According to the most recent report from the Labor Department, from July 2017 to July 2018, the cost of living was up 2.9 percent, while wages were up only 2.7 percent. This means that wages for many are failing to keep up with inflation as the cost of health care, prescription drugs, gasoline, and housing continues to soar.
According to the Economic Policy Institute, one in nine workers are struggling in jobs with earnings that fall below the poverty line even when working full-time, which may explain the brutal fact that more than half of Americans have less than $1,000 in savings.
Meanwhile, as hard-working Americans are looking for ways to keep their heads above water, corporate America’s profits are soaring. Profits at S&P 500 companies are up over 20 percent and have reached record levels. Amazon CEO Jeff Bezos, whose company is fast approaching a trillion-dollar valuation even as it pays many of its workers poverty-level wages. The economy is clearly rigged — politically and economically. It continues to reward the wealthiest corporate elites while workers are left to worry about how they will earn enough to pay for rent or buy a house, keep their families fed and save enough to retire and live in dignity.
One method proven to lessen income inequality is strengthening the right of workers to join unions and negotiate a better life. Union workers earn, on average, nearly $10,000 more per year than nonunion workers. Union workers are more likely to have affordable health insurance, paid vacations, holidays and sick leave, fair scheduling, stronger workplace safety and health protections, as well as protection from discrimination and unfair or illegal treatment at work. For decades, politicians have sought to weaken the unions.

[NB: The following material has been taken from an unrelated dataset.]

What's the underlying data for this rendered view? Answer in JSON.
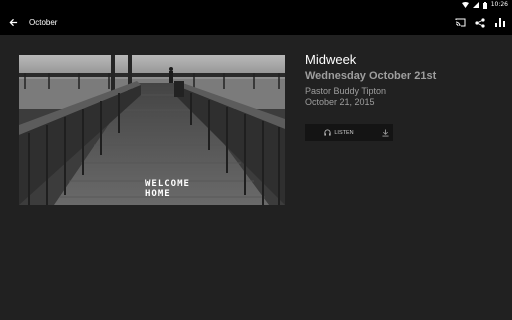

At some point soon, workers will cast partisan politics aside and say enough is enough with the economic struggles they have had to endure. They will grow tired of empty corporate promises and realize the enormous value they have when they stand together. In Missouri, union and nonunion workers came together and defeated right-to-work Prop A by historic margins — the first victory against a right-to-work law in decades. The real power to change America for the better does not begin with joining a political party. Rather, it begins with workers joining a union and negotiating the better wages and benefits their hard work deserves.